Here are the full results:
She's even viewed better on race relations than Obama is. While 44 percent say she'd do a "good job" on the issue, a December Pew poll found only 40 percent approved of Obama's handling of race relations, while 50 percent disapproved. Only 22 percent said Clinton would do a "bad job."
(In that same Pew poll, a majority said race relations had become worse under Obama.)
That the issue polls better than any other for Clinton is somewhat surprising since it isn't a major theme of her campaign. So far, she's mostly focused on how she would help the middle class. Yet when asked how she'd do as president on "the way income and wealth are distributed in the U.S.," her results were split roughly in half, with 35 percent saying she'd do a "good job" and 32 percent saying she'd do a "bad job" -- the second-worst showing of the categories Gallup polled.
Clinton has spoken on race, though, as well as on police and criminal justice issues. Last summer, she took a surprisingly strong stand on Ferguson; at a time when other politicians were focused on police militarization, she discussed inequality in the justice system. And in April, she said the United States must reduce its prison population -- a proposed reversal to an increase that occurred during her husband's administration.

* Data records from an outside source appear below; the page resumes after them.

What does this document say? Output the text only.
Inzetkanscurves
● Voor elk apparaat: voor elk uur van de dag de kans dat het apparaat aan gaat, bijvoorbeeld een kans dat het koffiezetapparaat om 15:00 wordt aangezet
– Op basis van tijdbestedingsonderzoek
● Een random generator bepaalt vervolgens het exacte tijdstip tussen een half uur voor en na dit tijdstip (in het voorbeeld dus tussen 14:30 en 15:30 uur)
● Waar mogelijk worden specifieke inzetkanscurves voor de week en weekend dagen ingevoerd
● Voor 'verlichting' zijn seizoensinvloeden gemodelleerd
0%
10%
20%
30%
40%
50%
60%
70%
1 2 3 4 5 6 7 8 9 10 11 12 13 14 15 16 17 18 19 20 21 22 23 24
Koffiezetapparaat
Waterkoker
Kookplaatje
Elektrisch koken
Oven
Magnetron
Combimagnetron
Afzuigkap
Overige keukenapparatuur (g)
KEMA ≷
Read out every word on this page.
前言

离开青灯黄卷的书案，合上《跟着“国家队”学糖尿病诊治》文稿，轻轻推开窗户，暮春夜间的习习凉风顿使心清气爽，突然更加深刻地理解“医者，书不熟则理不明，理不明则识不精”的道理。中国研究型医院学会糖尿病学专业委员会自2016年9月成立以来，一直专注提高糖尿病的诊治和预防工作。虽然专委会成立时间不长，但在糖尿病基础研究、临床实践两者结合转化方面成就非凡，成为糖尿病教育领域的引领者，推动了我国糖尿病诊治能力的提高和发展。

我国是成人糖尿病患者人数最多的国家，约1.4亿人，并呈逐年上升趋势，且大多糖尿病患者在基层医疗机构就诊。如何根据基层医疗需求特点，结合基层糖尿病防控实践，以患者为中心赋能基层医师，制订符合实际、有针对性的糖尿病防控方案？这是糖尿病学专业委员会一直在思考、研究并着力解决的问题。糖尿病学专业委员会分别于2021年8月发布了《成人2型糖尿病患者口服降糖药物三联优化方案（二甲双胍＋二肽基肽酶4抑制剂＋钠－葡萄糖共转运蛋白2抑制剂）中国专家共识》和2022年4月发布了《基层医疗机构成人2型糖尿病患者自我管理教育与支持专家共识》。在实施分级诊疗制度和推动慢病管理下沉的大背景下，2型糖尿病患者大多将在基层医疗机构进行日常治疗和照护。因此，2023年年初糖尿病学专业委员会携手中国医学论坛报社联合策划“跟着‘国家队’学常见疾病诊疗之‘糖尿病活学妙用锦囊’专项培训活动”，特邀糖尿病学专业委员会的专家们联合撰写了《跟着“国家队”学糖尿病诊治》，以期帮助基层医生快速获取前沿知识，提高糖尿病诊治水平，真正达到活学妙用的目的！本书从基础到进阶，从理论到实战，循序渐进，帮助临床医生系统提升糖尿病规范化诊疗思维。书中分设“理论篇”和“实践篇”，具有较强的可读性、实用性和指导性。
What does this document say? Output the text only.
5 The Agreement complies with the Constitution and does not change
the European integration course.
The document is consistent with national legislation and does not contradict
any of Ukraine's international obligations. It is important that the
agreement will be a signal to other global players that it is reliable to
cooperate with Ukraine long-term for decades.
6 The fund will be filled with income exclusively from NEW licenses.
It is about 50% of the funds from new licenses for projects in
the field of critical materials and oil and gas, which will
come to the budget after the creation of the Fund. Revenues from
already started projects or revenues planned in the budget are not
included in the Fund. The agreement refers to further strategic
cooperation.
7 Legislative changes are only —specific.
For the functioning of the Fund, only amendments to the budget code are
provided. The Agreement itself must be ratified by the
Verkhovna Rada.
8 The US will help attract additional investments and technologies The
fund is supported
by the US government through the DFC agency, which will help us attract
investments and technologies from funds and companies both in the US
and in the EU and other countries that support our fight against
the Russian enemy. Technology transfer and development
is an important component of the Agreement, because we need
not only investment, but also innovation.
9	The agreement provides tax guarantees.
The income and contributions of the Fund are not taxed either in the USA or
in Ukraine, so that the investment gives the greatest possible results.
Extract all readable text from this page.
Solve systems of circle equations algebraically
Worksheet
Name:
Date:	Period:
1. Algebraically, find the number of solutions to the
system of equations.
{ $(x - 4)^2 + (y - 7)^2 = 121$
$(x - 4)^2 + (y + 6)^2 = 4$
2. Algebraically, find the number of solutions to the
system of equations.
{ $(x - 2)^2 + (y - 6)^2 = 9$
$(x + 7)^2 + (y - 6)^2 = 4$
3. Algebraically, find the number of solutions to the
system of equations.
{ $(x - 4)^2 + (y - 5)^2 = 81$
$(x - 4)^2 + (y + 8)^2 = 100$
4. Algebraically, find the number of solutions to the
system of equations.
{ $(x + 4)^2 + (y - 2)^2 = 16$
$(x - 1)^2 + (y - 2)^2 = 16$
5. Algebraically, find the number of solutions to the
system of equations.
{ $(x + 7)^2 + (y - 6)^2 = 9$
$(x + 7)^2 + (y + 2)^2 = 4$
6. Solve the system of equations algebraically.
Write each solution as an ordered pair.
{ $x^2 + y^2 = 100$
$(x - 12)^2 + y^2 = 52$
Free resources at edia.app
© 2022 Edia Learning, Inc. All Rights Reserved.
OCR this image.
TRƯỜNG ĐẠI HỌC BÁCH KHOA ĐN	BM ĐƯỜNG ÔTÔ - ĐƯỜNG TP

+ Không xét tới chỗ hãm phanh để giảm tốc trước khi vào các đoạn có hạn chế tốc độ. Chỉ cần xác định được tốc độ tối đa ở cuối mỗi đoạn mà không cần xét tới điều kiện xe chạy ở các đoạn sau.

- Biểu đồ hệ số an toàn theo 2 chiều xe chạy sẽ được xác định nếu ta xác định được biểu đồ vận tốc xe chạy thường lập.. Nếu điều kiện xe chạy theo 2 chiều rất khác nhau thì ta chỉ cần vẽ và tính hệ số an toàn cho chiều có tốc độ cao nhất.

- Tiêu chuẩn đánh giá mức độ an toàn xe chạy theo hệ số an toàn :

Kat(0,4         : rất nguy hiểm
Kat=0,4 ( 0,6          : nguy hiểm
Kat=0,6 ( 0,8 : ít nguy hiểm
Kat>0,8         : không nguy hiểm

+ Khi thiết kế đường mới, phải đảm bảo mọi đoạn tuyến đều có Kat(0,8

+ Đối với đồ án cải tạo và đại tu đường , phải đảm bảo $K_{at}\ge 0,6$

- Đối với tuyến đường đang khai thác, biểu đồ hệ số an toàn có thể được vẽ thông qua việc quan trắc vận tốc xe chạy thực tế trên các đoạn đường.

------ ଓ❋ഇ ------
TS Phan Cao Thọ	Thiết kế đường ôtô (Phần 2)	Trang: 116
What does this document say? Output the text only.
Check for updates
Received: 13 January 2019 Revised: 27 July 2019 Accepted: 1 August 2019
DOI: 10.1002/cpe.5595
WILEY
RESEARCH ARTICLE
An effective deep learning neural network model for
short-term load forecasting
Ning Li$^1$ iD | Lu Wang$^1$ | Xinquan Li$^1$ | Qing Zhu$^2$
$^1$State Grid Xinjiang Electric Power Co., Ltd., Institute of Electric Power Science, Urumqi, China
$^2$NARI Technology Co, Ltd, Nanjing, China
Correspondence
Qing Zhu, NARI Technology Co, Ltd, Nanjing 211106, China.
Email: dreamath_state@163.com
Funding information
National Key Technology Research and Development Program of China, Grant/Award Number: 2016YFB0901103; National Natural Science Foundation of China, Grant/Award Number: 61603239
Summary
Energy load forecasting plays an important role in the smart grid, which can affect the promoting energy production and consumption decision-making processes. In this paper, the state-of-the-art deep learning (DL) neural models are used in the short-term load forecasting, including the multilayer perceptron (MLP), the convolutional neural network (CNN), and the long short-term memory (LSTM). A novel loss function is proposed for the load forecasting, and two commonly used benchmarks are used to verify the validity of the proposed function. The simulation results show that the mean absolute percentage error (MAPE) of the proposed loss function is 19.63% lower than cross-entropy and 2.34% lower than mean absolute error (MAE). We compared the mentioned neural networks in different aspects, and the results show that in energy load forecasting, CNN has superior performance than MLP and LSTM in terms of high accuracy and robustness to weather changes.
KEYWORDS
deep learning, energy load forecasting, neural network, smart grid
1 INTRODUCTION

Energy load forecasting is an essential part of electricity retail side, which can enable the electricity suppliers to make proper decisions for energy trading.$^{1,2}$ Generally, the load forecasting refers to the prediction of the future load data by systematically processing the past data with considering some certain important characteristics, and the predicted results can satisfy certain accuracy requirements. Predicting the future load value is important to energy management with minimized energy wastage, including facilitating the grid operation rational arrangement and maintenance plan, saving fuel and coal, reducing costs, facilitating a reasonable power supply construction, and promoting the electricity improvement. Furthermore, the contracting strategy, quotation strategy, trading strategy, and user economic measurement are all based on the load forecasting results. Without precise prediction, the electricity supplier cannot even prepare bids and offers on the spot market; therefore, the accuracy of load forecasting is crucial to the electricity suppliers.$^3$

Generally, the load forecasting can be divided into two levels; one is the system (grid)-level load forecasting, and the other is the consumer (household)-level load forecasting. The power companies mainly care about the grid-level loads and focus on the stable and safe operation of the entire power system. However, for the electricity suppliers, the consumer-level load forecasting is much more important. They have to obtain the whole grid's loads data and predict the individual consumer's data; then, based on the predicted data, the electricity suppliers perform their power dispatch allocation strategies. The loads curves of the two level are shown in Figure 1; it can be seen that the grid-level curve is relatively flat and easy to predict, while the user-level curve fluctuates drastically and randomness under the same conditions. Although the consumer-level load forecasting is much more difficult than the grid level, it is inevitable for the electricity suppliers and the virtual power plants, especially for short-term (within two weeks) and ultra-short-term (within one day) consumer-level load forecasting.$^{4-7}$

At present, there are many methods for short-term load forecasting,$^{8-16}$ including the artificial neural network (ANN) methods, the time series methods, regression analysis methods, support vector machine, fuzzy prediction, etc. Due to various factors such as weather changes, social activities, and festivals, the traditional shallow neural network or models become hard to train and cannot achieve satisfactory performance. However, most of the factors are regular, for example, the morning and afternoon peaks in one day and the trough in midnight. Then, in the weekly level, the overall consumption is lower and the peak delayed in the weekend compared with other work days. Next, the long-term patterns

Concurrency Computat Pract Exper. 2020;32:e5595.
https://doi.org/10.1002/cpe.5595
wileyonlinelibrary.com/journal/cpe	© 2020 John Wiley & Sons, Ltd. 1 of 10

Speaking of her husband, he was the guy sometimes referred to as the "first black president" -- a reference to his work on issues important to African Americans. The numbers above suggest perhaps Hillary Clinton is benefiting from that record. Similarly, Bill Clinton was president during an economic boom time, and the former first lady's numbers on the economy are her second-strongest, at 42 percent "good job" and 28 percent "bad job."
When it comes to winning elections, it's still the economy (stupid). Gallup polls have found the economy and unemployment have both polled above race relations (and just about every other issue) all year long so far. But Clinton's high marks for race relations could be important come November 2016. The percentage of voters who say it's the most important issue doubled from 3 percent in February to 6 percent last month (though that change is still within the margin of error), according to Gallup. Clinton will also want to replicate similar figures that Obama had with Hispanic and black voters in 2008 and 2012, and being known as a strong candidate on race relations could help with that.
Depending on what happens between now and Election Day, concern over race relations, policing and incarceration could become even more pronounced, and the number of voters who are looking for a leader on this issue could grow. And given her need to replicate the Obama coalition and the apparent belief in her ability to handle the issue, it could be an area she'll focus on -- at some point.